# Finding German Shepherd In PA



## Kcdivine (Nov 8, 2013)

I am looking for a german shepherd put live right outside puppy mill capital Landcaster PA so not sure where any good breeders are???


----------



## Jax08 (Feb 13, 2009)

Depends on on what you are looking for in a dog. If working line, Art Shaw at Zahnburg just bred Freddie and I think Lee (Wolfstraum) is planning on breeding soon?


----------



## onyx'girl (May 18, 2007)

I'd go visit some clubs and make contacts, very few(if any) puppy mill breeders train or go to clubs!


----------



## Kcdivine (Nov 8, 2013)

working line just as pet no showing


----------



## DogOWNR (Sep 24, 2013)

If you are interested in a rescue, let me know and I will provide the rescue's name. They are a GSD rescue where I got my GSD/Lab mix.


----------



## Kcdivine (Nov 8, 2013)

been looking at rescues also


----------



## Renofan2 (Aug 27, 2010)

Two club members have litters right now:

Jim Kunze - von kunzewald kennels. I think he has one female left. They are about 5 weeks old

Real k9 solutions - Steve Lavalle - has a litter about 2 weeks old. 

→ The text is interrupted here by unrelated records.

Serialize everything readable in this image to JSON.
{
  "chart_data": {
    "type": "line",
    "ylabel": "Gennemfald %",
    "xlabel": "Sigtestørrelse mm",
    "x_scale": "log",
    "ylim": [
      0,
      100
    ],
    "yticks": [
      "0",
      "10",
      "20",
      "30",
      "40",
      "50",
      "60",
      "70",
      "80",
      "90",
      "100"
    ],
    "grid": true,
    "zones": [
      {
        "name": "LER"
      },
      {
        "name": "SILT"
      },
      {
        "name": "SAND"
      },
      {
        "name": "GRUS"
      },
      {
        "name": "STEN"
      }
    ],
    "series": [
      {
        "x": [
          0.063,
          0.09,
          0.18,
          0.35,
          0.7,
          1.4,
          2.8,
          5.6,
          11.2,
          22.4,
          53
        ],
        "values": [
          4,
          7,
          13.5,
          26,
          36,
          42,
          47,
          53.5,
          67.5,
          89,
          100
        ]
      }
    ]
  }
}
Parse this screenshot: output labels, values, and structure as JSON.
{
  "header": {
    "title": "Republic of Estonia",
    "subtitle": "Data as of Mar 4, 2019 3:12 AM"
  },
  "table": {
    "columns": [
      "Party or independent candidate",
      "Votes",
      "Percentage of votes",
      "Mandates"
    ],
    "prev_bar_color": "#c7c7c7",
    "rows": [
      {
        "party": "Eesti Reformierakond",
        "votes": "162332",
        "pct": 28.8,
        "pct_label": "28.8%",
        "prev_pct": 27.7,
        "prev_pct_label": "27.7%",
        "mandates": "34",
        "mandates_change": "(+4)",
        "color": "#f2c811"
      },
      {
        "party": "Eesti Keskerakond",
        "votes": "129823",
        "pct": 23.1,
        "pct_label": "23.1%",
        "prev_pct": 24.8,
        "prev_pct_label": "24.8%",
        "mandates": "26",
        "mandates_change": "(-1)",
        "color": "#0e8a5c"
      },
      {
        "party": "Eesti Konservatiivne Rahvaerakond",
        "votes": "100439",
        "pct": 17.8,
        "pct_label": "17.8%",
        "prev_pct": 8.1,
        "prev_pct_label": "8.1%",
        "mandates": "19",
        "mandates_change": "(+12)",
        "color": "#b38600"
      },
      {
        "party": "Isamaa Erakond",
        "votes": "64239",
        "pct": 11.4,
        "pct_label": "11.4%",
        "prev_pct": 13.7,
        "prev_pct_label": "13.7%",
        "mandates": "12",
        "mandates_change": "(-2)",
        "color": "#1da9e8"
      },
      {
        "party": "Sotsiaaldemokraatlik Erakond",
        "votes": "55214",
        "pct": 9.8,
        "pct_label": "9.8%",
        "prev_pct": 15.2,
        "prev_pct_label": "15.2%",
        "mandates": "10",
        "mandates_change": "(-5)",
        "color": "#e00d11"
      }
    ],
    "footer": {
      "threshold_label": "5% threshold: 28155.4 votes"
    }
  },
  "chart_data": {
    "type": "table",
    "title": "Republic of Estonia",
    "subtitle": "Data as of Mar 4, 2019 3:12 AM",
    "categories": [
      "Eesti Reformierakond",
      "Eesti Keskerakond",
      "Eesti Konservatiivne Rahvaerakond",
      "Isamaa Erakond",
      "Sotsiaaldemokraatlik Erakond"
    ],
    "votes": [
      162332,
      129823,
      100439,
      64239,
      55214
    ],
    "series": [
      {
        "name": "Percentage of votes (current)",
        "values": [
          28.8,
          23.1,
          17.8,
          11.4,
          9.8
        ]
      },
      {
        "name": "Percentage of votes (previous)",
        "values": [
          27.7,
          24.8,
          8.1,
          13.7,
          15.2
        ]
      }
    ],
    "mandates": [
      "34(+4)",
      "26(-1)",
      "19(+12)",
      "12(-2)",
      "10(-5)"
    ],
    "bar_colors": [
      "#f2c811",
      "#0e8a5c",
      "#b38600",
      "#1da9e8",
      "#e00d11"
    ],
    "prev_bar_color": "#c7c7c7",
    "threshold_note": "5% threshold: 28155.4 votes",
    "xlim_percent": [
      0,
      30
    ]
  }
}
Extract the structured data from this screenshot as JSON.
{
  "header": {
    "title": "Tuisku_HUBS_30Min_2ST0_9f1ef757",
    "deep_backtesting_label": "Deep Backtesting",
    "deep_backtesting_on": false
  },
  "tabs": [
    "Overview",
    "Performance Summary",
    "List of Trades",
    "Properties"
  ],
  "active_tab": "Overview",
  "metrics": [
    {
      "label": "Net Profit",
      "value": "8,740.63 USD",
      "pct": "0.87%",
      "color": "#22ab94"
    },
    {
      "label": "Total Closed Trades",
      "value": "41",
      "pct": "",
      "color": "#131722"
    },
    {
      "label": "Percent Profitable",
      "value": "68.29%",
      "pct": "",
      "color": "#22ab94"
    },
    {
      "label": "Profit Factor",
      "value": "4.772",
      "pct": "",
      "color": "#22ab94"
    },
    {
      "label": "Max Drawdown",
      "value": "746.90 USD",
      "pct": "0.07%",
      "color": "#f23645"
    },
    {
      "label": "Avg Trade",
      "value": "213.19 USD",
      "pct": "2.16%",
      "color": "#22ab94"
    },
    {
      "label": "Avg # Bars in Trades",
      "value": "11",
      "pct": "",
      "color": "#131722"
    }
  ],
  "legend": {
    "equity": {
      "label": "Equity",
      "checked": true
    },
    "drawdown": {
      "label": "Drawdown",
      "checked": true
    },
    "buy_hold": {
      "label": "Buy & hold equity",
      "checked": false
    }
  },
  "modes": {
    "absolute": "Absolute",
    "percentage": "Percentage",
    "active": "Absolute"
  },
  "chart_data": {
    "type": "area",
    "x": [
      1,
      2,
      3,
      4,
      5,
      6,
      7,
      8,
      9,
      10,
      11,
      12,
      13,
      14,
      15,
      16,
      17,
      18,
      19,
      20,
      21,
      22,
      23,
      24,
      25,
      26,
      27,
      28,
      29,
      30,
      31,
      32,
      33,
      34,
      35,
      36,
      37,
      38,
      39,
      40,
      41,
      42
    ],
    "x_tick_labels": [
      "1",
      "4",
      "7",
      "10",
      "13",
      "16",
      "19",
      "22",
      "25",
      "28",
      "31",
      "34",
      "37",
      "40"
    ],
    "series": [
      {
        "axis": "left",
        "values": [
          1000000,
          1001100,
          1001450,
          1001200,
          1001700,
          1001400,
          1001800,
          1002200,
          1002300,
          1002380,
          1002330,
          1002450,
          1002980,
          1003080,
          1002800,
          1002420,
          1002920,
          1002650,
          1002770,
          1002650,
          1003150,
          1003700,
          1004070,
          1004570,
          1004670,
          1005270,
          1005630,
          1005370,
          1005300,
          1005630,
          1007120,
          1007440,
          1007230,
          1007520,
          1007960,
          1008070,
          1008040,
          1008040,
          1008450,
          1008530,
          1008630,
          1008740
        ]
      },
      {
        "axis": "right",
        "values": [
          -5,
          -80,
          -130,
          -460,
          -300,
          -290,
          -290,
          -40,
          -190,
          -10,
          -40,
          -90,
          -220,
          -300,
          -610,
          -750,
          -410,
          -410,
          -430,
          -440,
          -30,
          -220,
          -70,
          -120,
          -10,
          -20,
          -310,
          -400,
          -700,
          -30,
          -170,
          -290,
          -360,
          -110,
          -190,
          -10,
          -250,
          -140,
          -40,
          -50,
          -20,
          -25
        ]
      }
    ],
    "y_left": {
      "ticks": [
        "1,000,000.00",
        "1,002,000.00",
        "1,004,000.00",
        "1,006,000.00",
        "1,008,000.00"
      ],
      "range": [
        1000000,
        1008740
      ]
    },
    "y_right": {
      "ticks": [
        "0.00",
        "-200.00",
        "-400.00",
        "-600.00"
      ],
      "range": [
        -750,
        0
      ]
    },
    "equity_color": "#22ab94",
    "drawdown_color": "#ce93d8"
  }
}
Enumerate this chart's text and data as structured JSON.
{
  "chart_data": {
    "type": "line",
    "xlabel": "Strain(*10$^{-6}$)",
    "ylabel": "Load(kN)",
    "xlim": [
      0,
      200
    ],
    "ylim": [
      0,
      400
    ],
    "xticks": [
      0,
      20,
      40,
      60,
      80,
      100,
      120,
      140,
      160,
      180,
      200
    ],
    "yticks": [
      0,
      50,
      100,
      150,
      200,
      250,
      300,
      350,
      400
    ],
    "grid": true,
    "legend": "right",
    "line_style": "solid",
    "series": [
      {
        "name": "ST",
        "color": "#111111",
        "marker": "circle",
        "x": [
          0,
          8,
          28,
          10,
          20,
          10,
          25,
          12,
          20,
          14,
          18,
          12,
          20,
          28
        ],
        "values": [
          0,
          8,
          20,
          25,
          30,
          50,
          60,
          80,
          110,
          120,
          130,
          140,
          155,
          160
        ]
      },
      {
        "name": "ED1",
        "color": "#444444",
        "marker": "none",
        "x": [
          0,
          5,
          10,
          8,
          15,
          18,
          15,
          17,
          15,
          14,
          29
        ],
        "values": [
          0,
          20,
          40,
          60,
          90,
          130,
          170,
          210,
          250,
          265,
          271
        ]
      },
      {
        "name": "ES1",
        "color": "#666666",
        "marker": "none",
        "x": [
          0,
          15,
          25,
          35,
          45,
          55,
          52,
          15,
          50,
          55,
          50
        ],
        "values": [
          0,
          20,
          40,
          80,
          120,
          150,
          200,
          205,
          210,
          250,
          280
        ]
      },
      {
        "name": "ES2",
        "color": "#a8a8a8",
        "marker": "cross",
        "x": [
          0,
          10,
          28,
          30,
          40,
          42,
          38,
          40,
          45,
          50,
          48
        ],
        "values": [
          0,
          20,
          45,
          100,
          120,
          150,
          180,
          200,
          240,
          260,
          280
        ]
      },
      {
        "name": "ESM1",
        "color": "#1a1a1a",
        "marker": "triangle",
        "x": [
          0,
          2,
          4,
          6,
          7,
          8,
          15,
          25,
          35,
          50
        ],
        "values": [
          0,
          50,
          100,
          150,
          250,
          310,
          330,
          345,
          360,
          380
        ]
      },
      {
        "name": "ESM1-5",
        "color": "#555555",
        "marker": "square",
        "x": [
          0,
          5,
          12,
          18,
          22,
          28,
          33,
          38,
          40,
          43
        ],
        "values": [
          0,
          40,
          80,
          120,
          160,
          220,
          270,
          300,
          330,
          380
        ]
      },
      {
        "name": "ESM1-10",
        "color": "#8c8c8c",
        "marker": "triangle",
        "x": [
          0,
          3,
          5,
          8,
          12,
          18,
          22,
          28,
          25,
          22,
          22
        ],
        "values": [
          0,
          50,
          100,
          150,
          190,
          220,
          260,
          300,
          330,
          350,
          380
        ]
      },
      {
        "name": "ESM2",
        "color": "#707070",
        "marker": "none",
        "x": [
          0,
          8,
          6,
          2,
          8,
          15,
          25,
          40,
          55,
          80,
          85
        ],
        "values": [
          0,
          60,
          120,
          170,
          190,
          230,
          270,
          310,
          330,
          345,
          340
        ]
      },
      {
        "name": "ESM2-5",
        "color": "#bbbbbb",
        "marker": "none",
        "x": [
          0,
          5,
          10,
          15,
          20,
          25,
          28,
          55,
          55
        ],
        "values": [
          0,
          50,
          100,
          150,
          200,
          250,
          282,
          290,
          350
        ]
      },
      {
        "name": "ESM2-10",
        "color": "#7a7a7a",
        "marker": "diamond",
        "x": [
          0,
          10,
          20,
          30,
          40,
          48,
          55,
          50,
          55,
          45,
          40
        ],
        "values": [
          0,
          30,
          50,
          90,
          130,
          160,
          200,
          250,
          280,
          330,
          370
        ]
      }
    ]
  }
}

Jim K is in North Wales, Pa area and Steve is in NJ.

Art Shaw - near Gettysburg (von der Zahnburg Kennels has a really nice breeding. Pups are due around Christmas.

All three breeders are great to deal with and work their dogs. 

Cheryl


----------



## JayFoxFire (Sep 20, 2013)

Go here: German Shepherd Breeder in New Jersey. Puppies and trained German Shepherd Dogs for sale.
That's where we got my puppy from!


----------



## JayFoxFire (Sep 20, 2013)

Kcdivine said:


> I am looking for a german shepherd put live right outside puppy mill capital Landcaster PA so not sure where any good breeders are???


Go here: German Shepherd Breeder in New Jersey. Puppies and trained German Shepherd Dogs for sale.
That's where we got my puppy from!


----------



## G-burg (Nov 10, 2002)

Get in touch with Lee @ Wolfsraum Kennels.. She frequents this board.. A friend of hers has a litter of pups on the ground... Supposed to be really nice..


----------



## dboyd527 (Aug 16, 2013)

You can look into Jerry Mace at Mace's Malinois & German Shepherds is a breeder, trainer and seller of Pedigree Belgian Malinois puppies, German Shepherd pups, German Shepherd and Belgium Malinois adult dogs, trained Personal Protection dogs, Millitary Service Dogs and Law Enforcem is great! We have a male all black from him and my sable females' parents are from there. Excellent breeder and trainer!


----------



## Kcdivine (Nov 8, 2013)

Thanks sent him a email


----------



## dboyd527 (Aug 16, 2013)

Awesome! Hope it works out and you find something!!


----------